Telehealth also provides a cost savings to the patient with reduced or eliminated travel costs, as well as to the health system and insurance companies through better patient outcomes. When patients are consistent in their care, he said, that reduces costly hospital stays.

“We hope that our payers over the course of time are seeing the same data that we’re seeing and agree that some kind of telehealth or virtual health platform moving forward is important,” he said.

But he said virtual behavioral health care can’t be the only solution, adding post-pandemic he thinks a 50/50 mix is the sweet spot. Part of that inability to move fully virtual is related to access. Davis said not everyone has a phone or the internet, and not everyone has a private space in their home to access confidential therapy. Burrell has provided what it calls Zoom rooms to patients who cannot or choose not to access virtual care at home. While it’s an in-office solution, Davis said it allows for social distancing and also to have more doctors available on call for walk-ins, since providers don’t have to be in the same building.

“We’ve had people tell stories of disclosing information to their virtual provider that they never would have disclosed seeing them face to face,” he said. “We’ve delivered services to people driving in their car.”

Now, Burrell’s patient load is above what it was pre-pandemic. Comparing May 2020 with May 2019, the health system is treating 1,500 more clients. Davis said there also has been a significant increase in the number of calls with concerns over self-harm and suicidal ideation, which he attributes to the COVID-19 pandemic.

Dr. Shahid Kaous, an adult psychiatrist in Texas, has provided virtual care through Burrell for two years. He previously worked out of the Springfield office.

“I’ve practiced medicine for 30 years and my thought was it will be very different when you don’t have a patient there,” he said via Zoom while demonstrating a telehealth visit. “I was pleasantly surprised, 99.99% of my patients didn’t have any problems and those who did didn’t have any problems adjusting to it. It’s working so well.”

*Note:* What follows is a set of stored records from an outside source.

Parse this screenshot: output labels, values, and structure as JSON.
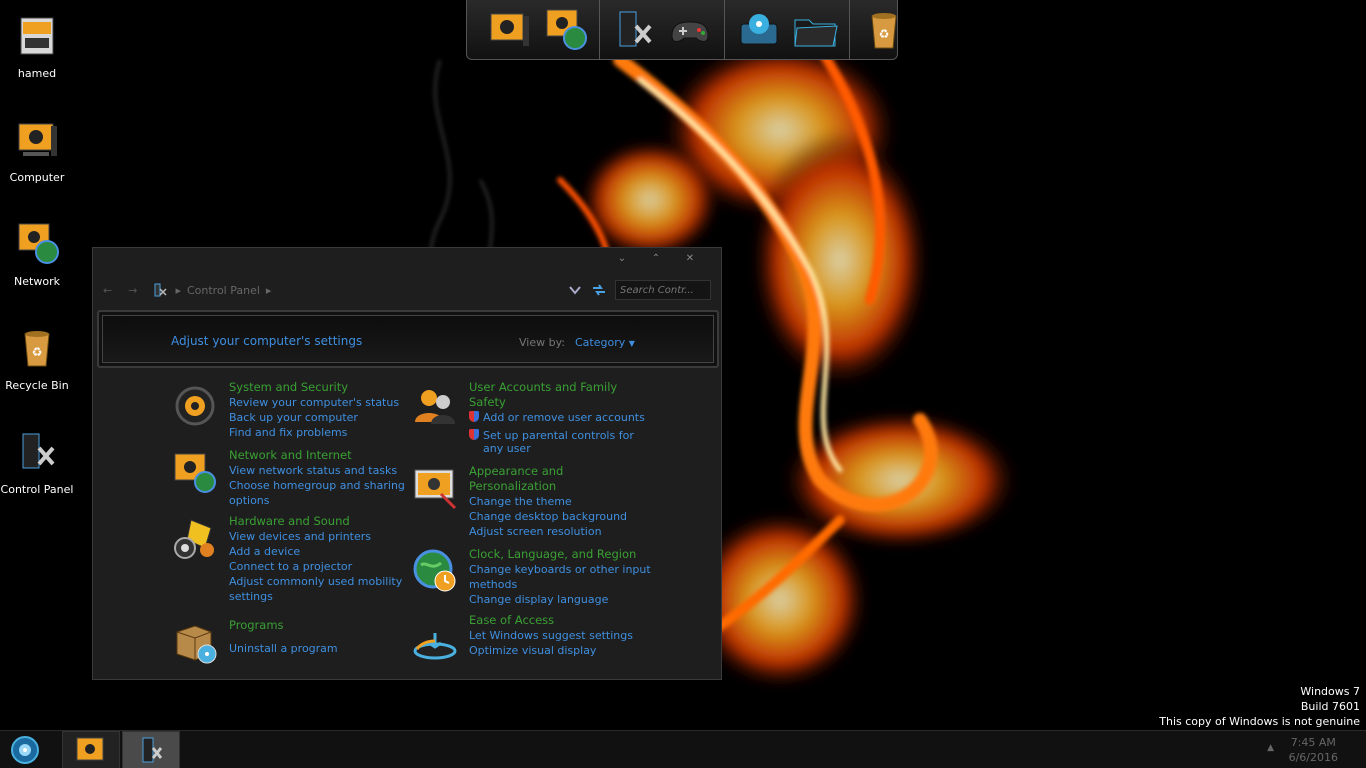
{
  "desktop": {
    "icons": [
      {
        "label": "hamed",
        "icon": "user-folder-icon"
      },
      {
        "label": "Computer",
        "icon": "computer-icon"
      },
      {
        "label": "Network",
        "icon": "network-icon"
      },
      {
        "label": "Recycle Bin",
        "icon": "recycle-bin-icon"
      },
      {
        "label": "Control Panel",
        "icon": "control-panel-icon"
      }
    ]
  },
  "dock": {
    "items": [
      "computer-icon",
      "network-icon",
      "control-panel-icon",
      "gamepad-icon",
      "hard-drive-icon",
      "folder-icon",
      "recycle-bin-icon"
    ]
  },
  "window": {
    "controls": {
      "minimize": "⌄",
      "maximize": "⌃",
      "close": "✕"
    },
    "nav": {
      "back": "←",
      "forward": "→"
    },
    "breadcrumb": [
      "Control Panel"
    ],
    "search_placeholder": "Search Contr...",
    "banner_title": "Adjust your computer's settings",
    "view_by_label": "View by:",
    "view_by_value": "Category",
    "categories": [
      {
        "title": "System and Security",
        "links": [
          "Review your computer's status",
          "Back up your computer",
          "Find and fix problems"
        ]
      },
      {
        "title": "Network and Internet",
        "links": [
          "View network status and tasks",
          "Choose homegroup and sharing",
          "options"
        ]
      },
      {
        "title": "Hardware and Sound",
        "links": [
          "View devices and printers",
          "Add a device",
          "Connect to a projector",
          "Adjust commonly used mobility",
          "settings"
        ]
      },
      {
        "title": "Programs",
        "links": [
          "Uninstall a program"
        ]
      },
      {
        "title": "User Accounts and Family",
        "title2": "Safety",
        "links": [
          "Add or remove user accounts",
          "Set up parental controls for",
          "any user"
        ]
      },
      {
        "title": "Appearance and",
        "title2": "Personalization",
        "links": [
          "Change the theme",
          "Change desktop background",
          "Adjust screen resolution"
        ]
      },
      {
        "title": "Clock, Language, and Region",
        "links": [
          "Change keyboards or other input",
          "methods",
          "Change display language"
        ]
      },
      {
        "title": "Ease of Access",
        "links": [
          "Let Windows suggest settings",
          "Optimize visual display"
        ]
      }
    ]
  },
  "watermark": {
    "line1": "Windows 7",
    "line2": "Build 7601",
    "line3": "This copy of Windows is not genuine"
  },
  "taskbar": {
    "time": "7:45 AM",
    "date": "6/6/2016",
    "tray_arrow": "▲"
  }
}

McNay, who was an internal medicine provider before joining Mercy’s leadership team, said she’s used virtual visits to monitor some of her most compromised patients.

“Our virtual processes allow us to monitor closely within their homes and monitor their vitals,” she said. “During COVID, those are the patients at the highest risk if they should contract the virus.”

McNay said health care systems must remain consumer-centric.

“Our patients run the gamut from newborn to end of life,” she said. “The key is to be able to offer the right care at the right time to the right person at the right place. The video visit allows us another avenue to do that.”